Tether, which was founded under the brand name Realcoin in 2014, isn’t decentralized like Bitcoin or many other cryptocurrencies: One company owns, mints, and manages the Tether supply, which means it’s also not transparent. And Tether isn’t scarce; unlike currencies that are “mined,” its production isn’t bound by math and code that titrate the supply. Tether Limited, the company behind the eponymous coin, can mint as many coins as it wants. From there, it can use its own currency — and its relationship with Bitfinex, a cryptocurrency exchange also managed by Tether Limited’s executives — to buy other cryptocurrencies, conduct unregulated trading, and even potentially launder money.

While Tether claims that it mints new coins in response to need — for example, I give Tether $100,000, and it, in return, gives me 100,000 USDT, as Tethers are called — its most pointed critics argue otherwise. High-powered lawyers, jaundiced traders, rogue economists, industry whistleblowers, crypto gadflies, and several U.S. law enforcement agencies claim that Tether is part of an elaborate scam that essentially boils down to using the company’s in-house currency to buy Bitcoin, which has the intended side effect of juicing the price of Bitcoin, and to otherwise manipulate cryptocurrency markets. As a document from one lawsuit warns, “control of an exchange and the opportunity to trade with non-existent money can allow a single individual or entity to dramatically influence crypto commodity prices.”

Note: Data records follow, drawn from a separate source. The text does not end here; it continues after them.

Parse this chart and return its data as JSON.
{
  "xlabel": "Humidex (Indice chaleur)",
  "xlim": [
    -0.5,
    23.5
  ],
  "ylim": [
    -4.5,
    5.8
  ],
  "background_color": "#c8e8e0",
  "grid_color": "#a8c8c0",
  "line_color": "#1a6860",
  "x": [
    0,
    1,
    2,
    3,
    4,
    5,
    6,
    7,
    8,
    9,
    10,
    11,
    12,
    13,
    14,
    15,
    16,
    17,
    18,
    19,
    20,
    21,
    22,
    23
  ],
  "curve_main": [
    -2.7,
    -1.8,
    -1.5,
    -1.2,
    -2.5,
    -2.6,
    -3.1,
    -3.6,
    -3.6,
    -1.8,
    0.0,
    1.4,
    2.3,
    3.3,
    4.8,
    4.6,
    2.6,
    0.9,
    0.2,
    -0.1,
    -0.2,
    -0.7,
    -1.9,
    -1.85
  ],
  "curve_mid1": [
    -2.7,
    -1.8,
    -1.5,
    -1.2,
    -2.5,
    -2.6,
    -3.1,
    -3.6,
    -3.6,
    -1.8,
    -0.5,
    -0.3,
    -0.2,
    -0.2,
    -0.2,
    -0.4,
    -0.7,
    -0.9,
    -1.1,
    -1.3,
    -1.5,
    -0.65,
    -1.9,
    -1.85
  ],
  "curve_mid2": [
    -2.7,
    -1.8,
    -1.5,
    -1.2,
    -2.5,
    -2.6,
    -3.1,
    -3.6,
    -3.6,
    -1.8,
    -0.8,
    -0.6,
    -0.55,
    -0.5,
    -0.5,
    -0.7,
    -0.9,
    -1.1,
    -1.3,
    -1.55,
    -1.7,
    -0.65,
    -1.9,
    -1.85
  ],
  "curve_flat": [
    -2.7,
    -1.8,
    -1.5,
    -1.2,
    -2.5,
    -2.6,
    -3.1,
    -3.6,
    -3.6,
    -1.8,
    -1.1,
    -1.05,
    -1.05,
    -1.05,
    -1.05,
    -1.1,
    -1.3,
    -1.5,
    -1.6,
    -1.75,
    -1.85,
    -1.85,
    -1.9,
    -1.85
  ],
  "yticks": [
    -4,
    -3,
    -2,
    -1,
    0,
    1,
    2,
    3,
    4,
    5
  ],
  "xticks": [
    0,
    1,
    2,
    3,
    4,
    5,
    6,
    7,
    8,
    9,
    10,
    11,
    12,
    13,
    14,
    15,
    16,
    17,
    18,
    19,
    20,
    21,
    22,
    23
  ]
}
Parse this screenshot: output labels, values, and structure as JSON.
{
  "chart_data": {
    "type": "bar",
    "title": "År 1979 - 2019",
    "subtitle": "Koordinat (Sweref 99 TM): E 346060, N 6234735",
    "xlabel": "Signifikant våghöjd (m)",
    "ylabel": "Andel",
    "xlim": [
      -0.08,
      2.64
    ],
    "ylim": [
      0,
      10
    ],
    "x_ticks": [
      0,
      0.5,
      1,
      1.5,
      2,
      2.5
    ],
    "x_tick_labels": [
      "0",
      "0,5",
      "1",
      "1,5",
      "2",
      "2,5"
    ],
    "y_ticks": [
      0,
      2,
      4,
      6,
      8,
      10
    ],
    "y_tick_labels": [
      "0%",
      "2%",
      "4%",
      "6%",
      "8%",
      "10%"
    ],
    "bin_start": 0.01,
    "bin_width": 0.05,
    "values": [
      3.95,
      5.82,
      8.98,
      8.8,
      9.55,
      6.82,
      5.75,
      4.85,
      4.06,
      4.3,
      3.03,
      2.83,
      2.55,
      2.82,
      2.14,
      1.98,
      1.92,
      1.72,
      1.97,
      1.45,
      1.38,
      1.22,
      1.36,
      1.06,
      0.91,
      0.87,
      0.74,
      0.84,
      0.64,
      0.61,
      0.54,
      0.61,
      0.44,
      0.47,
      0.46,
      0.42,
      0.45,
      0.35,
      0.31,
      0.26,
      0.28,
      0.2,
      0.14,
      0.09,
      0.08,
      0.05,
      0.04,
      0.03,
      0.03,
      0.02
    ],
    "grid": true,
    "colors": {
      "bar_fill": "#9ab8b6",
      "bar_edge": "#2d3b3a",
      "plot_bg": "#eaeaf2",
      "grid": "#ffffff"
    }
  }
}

If you believe New York Attorney General Letitia James’s court filings, there’s a great deal of support for the accusations, and we may soon find out more. Bitfinex and Tether face a January 15 deadline to transfer millions of pages of documents to James’s office. Tether is also facing a major class-action lawsuit accusing it of contributing to “the largest bubble in human history”: In 2017, Tether printed a flurry of its currency in patterns that appeared to be linked to rises in Bitcoin, as an influential scholarly paper later found. The bubble popped, with Bitcoin losing 45 percent of its value across five days in December 2017. Billions of dollars of value disappeared almost overnight, with the decline continuing through 2018.

Tether’s importance, and its value to the overall crypto economy, has vastly increased since then, when only a few billion Tethers were in circulation. Now there are more than 24 billion Tethers out there. In the first week of January, Tether printed more than 2 billion USDT. (It’s worth noting that it’s exceedingly hard to redeem USDT from Tether Limited for U.S. dollars; Tether requires a $100,000 minimum per transaction, along with a 0.1 percent fee.)